Playwright turned filmmaker Martin McDonagh follows his Oscar-winning short Six Shooter with a firecracker first feature so savvy it almost makes Belgium seem cool.

Ray and Ken are two Irish hitmen sent into temporary exile in Bruges after a job in London goes wrong. Affable Ken (the always watchable Brendan Gleeson) sees the enforced mini-break as a chance to see the sights; sour Ray (Colin Farrell) simply hates the place on sight.

Farrell is an actor who needs to be approached with care. When he's good, as in Miami Vice, he's very good, but when he's bad, as in Alexander, it's best to clear the area and call 999, Actor Squad. At first, his character comes across as all sharp elbows and dull thoughts, a thug with apparently no redeeming qualities. And that's before we learn the true story of what happened in London.
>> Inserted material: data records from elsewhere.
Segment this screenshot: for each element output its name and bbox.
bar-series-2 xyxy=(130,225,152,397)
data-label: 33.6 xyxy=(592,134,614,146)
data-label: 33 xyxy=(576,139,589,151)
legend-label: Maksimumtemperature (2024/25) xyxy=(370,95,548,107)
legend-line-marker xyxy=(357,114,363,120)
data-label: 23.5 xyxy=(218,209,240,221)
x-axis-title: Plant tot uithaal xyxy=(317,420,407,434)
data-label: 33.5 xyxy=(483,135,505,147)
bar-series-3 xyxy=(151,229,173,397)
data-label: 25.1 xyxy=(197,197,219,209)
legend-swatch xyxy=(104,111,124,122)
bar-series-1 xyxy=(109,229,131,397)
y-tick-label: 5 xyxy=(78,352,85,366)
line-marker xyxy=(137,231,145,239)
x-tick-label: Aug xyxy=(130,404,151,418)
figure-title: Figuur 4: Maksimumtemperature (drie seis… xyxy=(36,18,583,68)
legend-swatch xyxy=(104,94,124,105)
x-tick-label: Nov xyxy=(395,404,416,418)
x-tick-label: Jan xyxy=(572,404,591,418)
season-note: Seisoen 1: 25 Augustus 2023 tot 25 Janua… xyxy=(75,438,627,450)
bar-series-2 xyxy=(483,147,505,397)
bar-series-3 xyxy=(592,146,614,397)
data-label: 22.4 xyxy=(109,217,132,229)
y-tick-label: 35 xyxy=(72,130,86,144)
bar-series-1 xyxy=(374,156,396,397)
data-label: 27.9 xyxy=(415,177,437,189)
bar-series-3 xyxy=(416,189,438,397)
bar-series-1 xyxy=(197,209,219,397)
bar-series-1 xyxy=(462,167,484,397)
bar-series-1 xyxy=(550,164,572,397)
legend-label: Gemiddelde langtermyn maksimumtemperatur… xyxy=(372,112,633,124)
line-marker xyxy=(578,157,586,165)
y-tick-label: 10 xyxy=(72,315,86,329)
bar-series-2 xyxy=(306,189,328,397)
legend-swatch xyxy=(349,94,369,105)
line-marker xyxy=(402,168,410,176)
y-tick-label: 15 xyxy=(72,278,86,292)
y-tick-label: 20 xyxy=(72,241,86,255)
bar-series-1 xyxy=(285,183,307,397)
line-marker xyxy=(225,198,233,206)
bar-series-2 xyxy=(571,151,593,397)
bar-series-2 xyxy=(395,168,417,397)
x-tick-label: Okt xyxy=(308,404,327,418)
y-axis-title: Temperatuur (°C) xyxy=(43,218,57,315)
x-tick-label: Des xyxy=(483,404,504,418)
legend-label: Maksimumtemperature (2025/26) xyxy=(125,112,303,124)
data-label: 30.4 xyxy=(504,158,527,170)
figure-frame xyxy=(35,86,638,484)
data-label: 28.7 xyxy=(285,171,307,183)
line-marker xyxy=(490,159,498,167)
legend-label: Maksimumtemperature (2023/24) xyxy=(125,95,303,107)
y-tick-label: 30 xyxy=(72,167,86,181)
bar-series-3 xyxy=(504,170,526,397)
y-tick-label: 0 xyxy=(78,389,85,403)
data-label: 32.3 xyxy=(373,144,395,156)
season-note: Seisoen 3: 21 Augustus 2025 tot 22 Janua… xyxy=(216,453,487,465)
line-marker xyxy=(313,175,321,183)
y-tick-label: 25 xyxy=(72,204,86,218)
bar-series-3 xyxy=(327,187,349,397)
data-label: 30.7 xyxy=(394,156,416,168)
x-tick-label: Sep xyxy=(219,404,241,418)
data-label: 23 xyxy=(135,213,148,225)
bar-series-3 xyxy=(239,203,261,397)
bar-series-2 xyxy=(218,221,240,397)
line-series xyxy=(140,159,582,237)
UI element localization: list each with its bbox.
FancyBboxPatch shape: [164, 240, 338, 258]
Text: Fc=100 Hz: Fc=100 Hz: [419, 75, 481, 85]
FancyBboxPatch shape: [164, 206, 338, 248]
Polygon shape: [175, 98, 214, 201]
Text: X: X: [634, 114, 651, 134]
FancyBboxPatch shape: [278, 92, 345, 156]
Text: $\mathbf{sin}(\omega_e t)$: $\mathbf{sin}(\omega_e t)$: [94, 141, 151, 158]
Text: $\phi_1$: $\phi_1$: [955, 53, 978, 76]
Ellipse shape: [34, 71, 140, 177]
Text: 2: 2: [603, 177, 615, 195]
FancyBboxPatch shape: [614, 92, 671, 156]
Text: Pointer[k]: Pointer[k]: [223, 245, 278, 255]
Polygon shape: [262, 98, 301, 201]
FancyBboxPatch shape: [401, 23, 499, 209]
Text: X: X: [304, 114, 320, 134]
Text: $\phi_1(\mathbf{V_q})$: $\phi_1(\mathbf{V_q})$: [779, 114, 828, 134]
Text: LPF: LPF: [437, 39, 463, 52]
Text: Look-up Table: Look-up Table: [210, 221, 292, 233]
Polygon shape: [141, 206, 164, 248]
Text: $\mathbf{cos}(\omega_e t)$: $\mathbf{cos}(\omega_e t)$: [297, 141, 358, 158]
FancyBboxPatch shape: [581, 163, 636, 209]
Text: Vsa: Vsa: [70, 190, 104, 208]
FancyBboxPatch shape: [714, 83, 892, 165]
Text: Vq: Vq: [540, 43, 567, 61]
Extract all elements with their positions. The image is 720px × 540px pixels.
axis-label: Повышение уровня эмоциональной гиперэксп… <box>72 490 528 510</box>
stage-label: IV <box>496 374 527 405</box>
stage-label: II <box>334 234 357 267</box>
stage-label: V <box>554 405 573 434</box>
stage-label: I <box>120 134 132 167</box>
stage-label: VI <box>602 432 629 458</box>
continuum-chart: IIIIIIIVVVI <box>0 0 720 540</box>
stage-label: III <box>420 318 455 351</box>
Slowly, like the film in general, Ray begins to intrigue and amuse. Once writer-director McDonagh gets his game on, he shapes the tale into an audacious, funny, extremely dark and very violent caper. One of the film's many surprises is the casting of Ralph Fiennes as an Essex mob boss and all-round psycho. Fiennes, a gent simply born to play posh, slums it like a good 'un. At the centre of the mayhem, exerting his usual calming and classy influence, is Gleeson, that BFG of the Irish acting fraternity.

McDonagh goes over the top with the ending, turning the Unesco World Heritage Site into the wild, wild west, but overall In Bruges is a cleverly crafted blast of a movie from a writer clearly thrilled to be playing on the bigger stage of a film set. On the evidence of this, long may he continue.